We preferred to operate the patient using a trans peritoneal approach, because of large intraperitoneal space, and it is easier to deal with other main vessels like the common iliac, so laparoscopic approach may limit the risk of hemorrhagic complications if a vessel is incised [9]. As we can see in retrograde pyelography that the obstruction at the level of the right common iliac vessel (Figure 2). Sato et al. described a case of OVS successfully treated with retroperitoneoscopic techniques. It was the first paper to describe ureterolysis and ovarian vein resection using retroperitoneoscopic techniques. The patient has been completely pain free for 36 months of follow-up [10]. Ovarian vein syndrome is a rare cause of ureteral obstruction. Most of these cases occur during pregnancy likely from the gravid uterus causing ovarian vein dilatation and valvular incompetence. Hormonal changes associated with pregnancy also affect the muscular wall of ureter, causing decrease in tone and may facilitate compression as well. There is a predilection for right side and in thin females. The traditional treatment has been the ligation of ovarian vein and ureterolysis.

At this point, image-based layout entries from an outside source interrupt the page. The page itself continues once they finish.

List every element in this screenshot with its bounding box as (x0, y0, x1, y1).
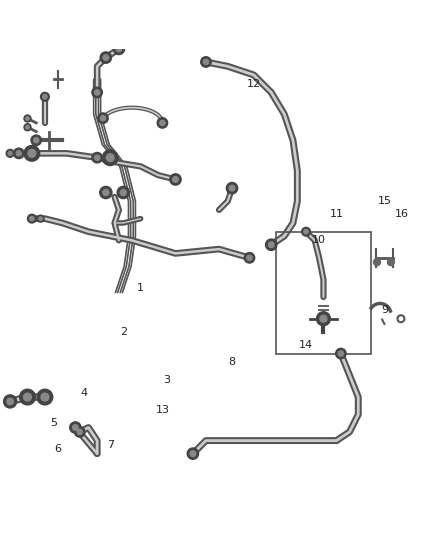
Text: 7: 7 (106, 440, 114, 450)
Circle shape (77, 429, 82, 434)
Circle shape (70, 422, 81, 433)
Text: 15: 15 (378, 196, 392, 206)
Circle shape (302, 228, 311, 236)
Circle shape (8, 151, 12, 155)
Text: 12: 12 (247, 79, 261, 88)
Circle shape (7, 398, 13, 405)
Circle shape (24, 393, 32, 401)
Circle shape (100, 187, 112, 199)
Circle shape (100, 52, 112, 63)
Circle shape (338, 351, 343, 356)
Circle shape (160, 120, 165, 125)
Circle shape (43, 94, 47, 99)
Circle shape (187, 448, 198, 459)
Circle shape (173, 176, 178, 182)
Circle shape (6, 149, 14, 157)
Circle shape (26, 117, 29, 120)
Circle shape (103, 189, 109, 196)
Circle shape (317, 312, 330, 326)
Circle shape (34, 138, 39, 143)
Circle shape (103, 55, 109, 60)
Circle shape (106, 154, 114, 161)
Circle shape (73, 425, 78, 430)
Circle shape (95, 90, 100, 95)
Text: 10: 10 (312, 236, 326, 245)
Circle shape (92, 152, 102, 163)
Circle shape (229, 185, 235, 191)
Circle shape (31, 135, 42, 146)
Circle shape (30, 216, 34, 221)
Circle shape (4, 395, 17, 408)
Text: 16: 16 (395, 209, 409, 219)
Text: 9: 9 (381, 305, 388, 315)
Circle shape (244, 253, 254, 263)
Text: 14: 14 (299, 340, 313, 350)
Text: 11: 11 (329, 209, 343, 219)
Circle shape (24, 146, 40, 161)
Circle shape (28, 214, 36, 223)
Circle shape (14, 148, 24, 158)
Circle shape (74, 426, 85, 437)
Circle shape (247, 255, 252, 261)
Circle shape (203, 59, 208, 64)
Circle shape (37, 389, 53, 405)
Circle shape (117, 187, 129, 199)
Circle shape (100, 116, 106, 121)
Circle shape (16, 151, 21, 156)
Circle shape (226, 182, 238, 194)
Circle shape (102, 150, 118, 166)
Text: 1: 1 (137, 283, 144, 293)
Bar (276, 232, 371, 353)
Circle shape (98, 113, 108, 124)
Circle shape (268, 242, 274, 247)
Circle shape (265, 239, 277, 251)
Circle shape (201, 56, 211, 67)
Circle shape (374, 259, 381, 265)
Circle shape (113, 43, 124, 54)
Circle shape (116, 46, 122, 52)
Text: 2: 2 (120, 327, 127, 337)
Circle shape (304, 230, 308, 234)
Text: 6: 6 (54, 445, 61, 454)
Circle shape (37, 215, 44, 222)
Circle shape (41, 92, 49, 101)
Circle shape (26, 125, 29, 129)
Text: 13: 13 (155, 405, 170, 415)
Circle shape (39, 217, 42, 220)
Circle shape (24, 115, 31, 122)
Text: 3: 3 (163, 375, 170, 385)
Circle shape (20, 389, 35, 405)
Circle shape (41, 393, 49, 401)
Circle shape (336, 349, 346, 359)
Circle shape (320, 315, 327, 322)
Circle shape (95, 155, 100, 160)
Circle shape (190, 451, 196, 456)
Text: 8: 8 (229, 357, 236, 367)
Circle shape (92, 87, 102, 98)
Circle shape (28, 149, 36, 157)
Circle shape (388, 259, 394, 265)
Circle shape (24, 124, 31, 131)
Text: 5: 5 (50, 418, 57, 428)
Text: 4: 4 (81, 387, 88, 398)
Circle shape (157, 118, 168, 128)
Circle shape (170, 174, 181, 185)
Circle shape (120, 189, 126, 196)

the ureteral approach by trans peritoneal laparoscopy and colon mobilization facilitates its dissection, identifies its relation to other structures, as well as making possible the concomitant treatment of gynecological diseases. For the ovarian syndrome treatment, ureterolysis and ovarian vein resection are performed, using only 3 trocars. Owing to its simplicity, low morbidity, and good results obtained, this procedure represents a good option for the surgical management of this syndrome.
Conclusion
OVS is an uncommon disorder. Differential diagnosis
should be done when dealing with external ureteral obstruction. In our opinion
laparoscopic surgery should be the best approach to treat this pathology.
Figure 1: CTU- before operation.
Figure 2: Retrograde pyelography.
Figure 3: DTPA- Renal Scan, before operation.
Figure 4: DTPA- Renal Scan, eight months Later.
Figure 5: DTPA- Renal Scan, two years Later.